GENEVA (Reuters) -Global health aid agency Unitaid has written to Johnson & Johnson (NYSE:JNJ)'s CEO, Joaquin Duato, urging "immediate action" to expand access to the company's tuberculosis drug bedaquiline, which is protected by patents hindering generic alternatives.
While J&J has lowered the price of bedaquiline, which is used to treat drug-resistant tuberculosis (DR-TB), Unitaid said it was an "incomplete solution" and countries like South Africa, Belarus and Ukraine were not benefiting.
"Today Johnson & Johnson continues to enforce secondary patents in many of the countries with the highest burden of DR-TB, hindering generic manufacturer competition and impeding broader access to this critical medicine," said the letter, signed by Unitaid's executive director Philippe Duneton.
The agency is urging J&J to remove all secondary patents and ensure that lower prices are available to all countries with high TB cases.
J&J confirmed its intent not to enforce patents for bedaquiline in a statement on Friday, assuring current and future manufacturers that it will not allege them of infringing the drug's patents, provided the "generic versions of SIRTURO produced or supplied by generic manufacturers are of good quality, medically acceptable, and are used only in the 134 low- and middle-income countries."
A Unitaid spokesperson said it was unusual for the agency to publish its communications with the heads of pharmaceutical companies and it had done so because of the importance of the issue.
Earlier this month there was a high-level meeting on TB at the UN General Assembly, and advocates hope for more of a focus on the disease and better access to treatments.

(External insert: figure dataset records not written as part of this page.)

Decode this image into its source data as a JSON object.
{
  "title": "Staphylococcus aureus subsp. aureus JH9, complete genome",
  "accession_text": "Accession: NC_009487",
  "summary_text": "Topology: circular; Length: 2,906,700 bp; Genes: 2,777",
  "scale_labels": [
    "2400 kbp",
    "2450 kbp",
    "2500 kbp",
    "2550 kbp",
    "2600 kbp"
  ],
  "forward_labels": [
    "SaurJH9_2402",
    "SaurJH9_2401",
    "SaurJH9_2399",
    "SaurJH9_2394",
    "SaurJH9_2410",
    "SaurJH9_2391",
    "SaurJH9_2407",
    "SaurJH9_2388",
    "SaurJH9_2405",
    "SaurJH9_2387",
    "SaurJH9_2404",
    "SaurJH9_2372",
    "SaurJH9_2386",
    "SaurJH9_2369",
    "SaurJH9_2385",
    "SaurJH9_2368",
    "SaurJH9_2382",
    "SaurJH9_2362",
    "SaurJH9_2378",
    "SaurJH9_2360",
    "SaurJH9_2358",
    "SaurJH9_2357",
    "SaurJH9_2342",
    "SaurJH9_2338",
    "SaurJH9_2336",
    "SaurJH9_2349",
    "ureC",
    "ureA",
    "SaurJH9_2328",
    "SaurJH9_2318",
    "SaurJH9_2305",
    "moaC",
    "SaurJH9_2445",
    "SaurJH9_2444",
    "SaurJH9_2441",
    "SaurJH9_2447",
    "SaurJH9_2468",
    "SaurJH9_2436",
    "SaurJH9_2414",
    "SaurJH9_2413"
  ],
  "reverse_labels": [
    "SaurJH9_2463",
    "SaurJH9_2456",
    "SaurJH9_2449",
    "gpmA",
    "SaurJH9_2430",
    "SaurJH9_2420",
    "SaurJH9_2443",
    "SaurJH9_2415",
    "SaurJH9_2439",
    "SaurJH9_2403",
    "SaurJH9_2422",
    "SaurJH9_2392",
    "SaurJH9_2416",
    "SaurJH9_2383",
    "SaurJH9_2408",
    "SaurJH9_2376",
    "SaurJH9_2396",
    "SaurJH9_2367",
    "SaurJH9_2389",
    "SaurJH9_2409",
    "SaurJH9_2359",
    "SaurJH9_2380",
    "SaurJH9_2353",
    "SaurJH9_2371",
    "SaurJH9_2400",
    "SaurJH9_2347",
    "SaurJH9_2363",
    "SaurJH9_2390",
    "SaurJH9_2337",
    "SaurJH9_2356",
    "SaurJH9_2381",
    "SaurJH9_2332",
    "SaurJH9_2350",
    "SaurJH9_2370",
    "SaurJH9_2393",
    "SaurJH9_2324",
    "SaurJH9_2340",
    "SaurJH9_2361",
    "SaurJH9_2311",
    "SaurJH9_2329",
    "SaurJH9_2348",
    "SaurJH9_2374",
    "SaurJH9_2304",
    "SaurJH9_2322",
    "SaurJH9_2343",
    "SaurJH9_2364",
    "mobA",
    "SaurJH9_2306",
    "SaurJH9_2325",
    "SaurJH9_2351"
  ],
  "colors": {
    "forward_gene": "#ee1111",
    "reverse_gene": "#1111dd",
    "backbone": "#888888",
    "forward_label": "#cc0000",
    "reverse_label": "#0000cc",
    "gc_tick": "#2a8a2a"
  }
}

TB, a bacterial disease that mostly affects the lungs, is preventable and treatable, but 10 million people catch it annually. Around 1.6 million people died from TB in 2021, almost entirely in low- and middle-income countries, according to the World Health Organization (WHO).
Multi-drug-resistant TB - a form of the disease that doesn't respond to the standard drugs - is described by WHO as a "public health crisis", with only one in three people who needed treatment in 2021 managing to access it.